Décidément, il semblerait que le gouvernement, et derrière lui les grands industriels, se refuse à donner une vraie chance à l’essor du photovoltaïque, et ce malgré ses qualités d’accessibilité au plus grand nombre.

Le gouvernement commence l’année très fort ! Tout d’abord il invoque à grand renfort de communication la lutte contre une « bulle spéculative » qu’il a très largement contribué à créer en attendant plus d’un an entre l’annonce de la modification des tarifs d’achat (en novembre 2008) et le passage à l’acte (en janvier 2010). Puis, il manipule au passage le poids actuel du remboursement par la CSPE des tarifs d’achat des énergies renouvelables, qui ont diminué de plus de moitié en 2009 par rapport en 2007 du fait de l’augmentation du prix de marché de l’électricité [1]. À travers ses pratiques, il dissimule une véritable entourloupe.
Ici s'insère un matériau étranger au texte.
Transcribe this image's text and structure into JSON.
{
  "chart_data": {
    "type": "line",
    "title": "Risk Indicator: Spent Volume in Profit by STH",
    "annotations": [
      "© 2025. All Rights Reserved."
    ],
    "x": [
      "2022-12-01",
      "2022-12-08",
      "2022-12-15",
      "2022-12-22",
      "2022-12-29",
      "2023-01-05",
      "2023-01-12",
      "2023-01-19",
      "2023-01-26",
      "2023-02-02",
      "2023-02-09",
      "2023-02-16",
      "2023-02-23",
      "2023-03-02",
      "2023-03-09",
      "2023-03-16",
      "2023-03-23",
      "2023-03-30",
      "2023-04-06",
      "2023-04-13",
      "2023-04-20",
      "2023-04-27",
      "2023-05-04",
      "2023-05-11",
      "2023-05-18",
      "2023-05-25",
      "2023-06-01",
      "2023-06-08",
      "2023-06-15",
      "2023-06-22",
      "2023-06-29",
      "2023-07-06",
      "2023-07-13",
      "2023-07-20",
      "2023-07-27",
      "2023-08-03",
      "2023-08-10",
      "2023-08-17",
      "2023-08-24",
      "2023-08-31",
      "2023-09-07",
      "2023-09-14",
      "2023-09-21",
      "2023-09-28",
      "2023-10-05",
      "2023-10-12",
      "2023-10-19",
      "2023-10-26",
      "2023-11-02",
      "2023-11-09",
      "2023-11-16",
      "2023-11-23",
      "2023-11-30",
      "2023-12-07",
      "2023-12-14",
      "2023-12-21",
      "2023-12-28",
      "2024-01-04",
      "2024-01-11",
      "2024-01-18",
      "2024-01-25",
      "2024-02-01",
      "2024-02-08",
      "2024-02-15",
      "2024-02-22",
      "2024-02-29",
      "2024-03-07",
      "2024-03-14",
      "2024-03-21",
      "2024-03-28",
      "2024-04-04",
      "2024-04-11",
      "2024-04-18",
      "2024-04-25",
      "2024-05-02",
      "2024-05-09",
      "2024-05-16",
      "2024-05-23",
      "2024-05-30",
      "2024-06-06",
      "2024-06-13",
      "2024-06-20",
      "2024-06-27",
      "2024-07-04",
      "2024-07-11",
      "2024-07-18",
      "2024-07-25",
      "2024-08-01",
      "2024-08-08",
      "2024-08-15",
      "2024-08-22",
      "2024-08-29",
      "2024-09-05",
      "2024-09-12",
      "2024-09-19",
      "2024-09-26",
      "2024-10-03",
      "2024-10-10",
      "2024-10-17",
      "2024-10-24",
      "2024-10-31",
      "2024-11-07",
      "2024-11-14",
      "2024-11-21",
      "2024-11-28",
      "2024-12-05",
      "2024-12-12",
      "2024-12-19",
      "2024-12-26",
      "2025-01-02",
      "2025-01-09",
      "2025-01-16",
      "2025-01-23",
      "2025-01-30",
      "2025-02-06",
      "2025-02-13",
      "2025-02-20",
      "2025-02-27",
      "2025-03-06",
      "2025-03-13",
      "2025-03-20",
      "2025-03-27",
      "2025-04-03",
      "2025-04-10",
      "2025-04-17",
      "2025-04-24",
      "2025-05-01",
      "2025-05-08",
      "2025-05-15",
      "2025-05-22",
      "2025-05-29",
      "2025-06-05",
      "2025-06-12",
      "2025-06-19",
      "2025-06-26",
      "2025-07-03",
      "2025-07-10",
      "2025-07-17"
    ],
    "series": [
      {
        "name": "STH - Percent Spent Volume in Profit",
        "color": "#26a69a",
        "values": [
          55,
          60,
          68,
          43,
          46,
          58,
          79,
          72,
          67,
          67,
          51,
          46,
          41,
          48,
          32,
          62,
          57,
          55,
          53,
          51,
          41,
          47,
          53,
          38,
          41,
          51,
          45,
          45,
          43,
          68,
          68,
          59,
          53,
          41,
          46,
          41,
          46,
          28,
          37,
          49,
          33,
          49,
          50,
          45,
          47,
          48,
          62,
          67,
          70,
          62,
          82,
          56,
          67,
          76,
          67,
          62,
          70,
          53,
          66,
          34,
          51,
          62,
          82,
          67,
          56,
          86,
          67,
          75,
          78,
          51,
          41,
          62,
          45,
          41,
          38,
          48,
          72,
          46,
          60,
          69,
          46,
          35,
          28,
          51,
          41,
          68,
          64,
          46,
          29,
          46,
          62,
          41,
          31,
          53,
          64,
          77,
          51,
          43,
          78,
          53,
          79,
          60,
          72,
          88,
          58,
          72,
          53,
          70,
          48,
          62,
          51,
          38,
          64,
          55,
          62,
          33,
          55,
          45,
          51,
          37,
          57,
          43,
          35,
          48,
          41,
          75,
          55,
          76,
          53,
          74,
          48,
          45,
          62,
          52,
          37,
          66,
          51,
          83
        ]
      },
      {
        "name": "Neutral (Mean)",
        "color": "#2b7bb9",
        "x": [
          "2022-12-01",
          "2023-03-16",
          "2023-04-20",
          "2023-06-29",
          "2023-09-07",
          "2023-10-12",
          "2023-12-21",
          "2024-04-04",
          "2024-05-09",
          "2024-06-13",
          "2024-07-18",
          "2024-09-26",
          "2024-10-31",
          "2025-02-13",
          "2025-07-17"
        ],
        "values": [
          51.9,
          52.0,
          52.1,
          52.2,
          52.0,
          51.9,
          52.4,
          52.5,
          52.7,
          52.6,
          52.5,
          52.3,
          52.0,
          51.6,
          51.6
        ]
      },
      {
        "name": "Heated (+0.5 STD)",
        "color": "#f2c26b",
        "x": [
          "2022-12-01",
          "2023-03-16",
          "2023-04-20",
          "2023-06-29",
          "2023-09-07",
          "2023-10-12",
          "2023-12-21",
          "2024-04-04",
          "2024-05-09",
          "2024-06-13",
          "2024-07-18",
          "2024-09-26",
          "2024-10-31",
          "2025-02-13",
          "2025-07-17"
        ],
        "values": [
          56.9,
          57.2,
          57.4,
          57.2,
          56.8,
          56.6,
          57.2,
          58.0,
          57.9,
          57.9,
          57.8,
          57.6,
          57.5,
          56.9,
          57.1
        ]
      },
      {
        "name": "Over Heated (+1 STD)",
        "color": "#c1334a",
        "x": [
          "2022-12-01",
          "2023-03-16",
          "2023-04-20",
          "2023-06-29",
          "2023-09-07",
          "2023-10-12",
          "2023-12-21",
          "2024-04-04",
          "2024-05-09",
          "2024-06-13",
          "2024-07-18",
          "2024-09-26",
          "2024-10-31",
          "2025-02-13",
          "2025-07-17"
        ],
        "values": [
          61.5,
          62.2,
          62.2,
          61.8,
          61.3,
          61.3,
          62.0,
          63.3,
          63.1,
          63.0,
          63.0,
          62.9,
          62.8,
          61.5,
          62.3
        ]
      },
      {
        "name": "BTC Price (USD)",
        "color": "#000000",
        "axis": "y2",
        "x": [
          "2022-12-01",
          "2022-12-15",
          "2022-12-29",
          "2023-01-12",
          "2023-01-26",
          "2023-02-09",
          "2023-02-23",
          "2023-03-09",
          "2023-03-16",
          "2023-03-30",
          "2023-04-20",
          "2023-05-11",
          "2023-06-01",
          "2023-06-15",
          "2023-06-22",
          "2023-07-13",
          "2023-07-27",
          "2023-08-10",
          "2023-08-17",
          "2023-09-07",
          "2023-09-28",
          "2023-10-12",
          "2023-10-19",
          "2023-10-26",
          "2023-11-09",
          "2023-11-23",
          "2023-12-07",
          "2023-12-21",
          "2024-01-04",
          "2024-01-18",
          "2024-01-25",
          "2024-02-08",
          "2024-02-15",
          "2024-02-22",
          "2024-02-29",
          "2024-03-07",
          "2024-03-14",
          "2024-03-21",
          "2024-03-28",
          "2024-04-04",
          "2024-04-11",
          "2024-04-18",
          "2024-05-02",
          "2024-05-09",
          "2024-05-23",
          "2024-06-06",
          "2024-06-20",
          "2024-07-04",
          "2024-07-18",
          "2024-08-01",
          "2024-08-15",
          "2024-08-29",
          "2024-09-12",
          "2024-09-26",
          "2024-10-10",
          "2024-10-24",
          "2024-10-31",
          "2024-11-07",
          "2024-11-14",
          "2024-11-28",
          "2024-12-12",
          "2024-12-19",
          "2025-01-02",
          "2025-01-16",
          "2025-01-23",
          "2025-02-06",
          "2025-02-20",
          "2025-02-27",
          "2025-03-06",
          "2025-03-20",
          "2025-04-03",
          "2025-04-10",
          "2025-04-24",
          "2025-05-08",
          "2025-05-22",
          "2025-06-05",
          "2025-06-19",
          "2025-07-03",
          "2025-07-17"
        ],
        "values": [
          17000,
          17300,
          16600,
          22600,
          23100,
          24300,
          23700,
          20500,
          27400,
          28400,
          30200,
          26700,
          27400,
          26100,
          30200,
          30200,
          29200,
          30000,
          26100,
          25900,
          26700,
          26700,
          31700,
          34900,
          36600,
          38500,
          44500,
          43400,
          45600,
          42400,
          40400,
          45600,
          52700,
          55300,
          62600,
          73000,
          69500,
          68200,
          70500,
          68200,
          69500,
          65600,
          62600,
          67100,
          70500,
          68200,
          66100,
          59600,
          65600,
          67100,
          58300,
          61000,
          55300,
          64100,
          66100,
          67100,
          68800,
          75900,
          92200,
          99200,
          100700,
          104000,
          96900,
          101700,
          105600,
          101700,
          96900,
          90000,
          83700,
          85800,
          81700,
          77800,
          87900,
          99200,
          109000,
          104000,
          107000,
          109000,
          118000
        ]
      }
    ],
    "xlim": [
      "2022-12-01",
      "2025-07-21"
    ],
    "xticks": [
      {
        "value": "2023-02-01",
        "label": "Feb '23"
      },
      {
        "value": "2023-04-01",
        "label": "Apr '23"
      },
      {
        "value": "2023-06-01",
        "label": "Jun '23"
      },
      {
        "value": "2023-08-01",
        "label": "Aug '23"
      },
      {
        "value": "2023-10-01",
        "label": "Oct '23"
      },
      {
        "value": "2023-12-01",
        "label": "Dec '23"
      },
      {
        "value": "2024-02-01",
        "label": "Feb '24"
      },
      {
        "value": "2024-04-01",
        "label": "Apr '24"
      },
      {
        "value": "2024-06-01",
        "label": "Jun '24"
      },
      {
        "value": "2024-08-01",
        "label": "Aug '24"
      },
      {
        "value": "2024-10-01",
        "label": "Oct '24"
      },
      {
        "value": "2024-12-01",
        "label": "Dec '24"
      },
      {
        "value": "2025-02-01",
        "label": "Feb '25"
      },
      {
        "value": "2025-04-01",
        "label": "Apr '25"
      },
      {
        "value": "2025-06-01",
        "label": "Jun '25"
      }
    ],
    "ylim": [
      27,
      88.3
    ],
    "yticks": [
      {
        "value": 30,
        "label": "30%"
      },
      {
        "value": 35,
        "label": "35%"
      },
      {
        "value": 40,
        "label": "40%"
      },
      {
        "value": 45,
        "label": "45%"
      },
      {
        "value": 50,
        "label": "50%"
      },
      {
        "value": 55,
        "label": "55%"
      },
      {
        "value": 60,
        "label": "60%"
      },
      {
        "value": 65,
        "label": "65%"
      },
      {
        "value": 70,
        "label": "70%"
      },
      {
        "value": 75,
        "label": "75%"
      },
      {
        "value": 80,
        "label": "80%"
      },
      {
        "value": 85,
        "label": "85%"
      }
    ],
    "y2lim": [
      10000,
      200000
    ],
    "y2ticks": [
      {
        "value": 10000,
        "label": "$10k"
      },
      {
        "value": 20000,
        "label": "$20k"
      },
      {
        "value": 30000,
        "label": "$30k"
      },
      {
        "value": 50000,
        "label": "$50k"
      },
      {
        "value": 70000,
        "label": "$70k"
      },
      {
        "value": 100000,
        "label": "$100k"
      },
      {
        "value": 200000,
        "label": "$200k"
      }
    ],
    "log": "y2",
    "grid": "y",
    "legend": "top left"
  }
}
Tout avait bien commencé, avec l’annonce de la création d’un tarif intermédiaire dit « d’intégration simplifiée », qui aurait dû permettre d’attaquer le marché des bâtiments existants de logements et de bureaux dont les immenses surfaces disponibles en toiture auraient pu ainsi être valorisées pour produire de l’électricité solaire, et ceci à moindre coût grâce à des solutions techniques simples ne nécessitant pas de toucher à l’étanchéité et utilisant des modules standard (pose sur châssis).

II est possible d’affirmer sans l’ombre d’un doute que l’annonce d’une telle stratégie, dans un contexte où l’industrie photovoltaïque mondiale est en pleine expansion, aurait entraîné des investissements dans la construction d’usines de fabrication sur le territoire français, jugé comme un marché porteur.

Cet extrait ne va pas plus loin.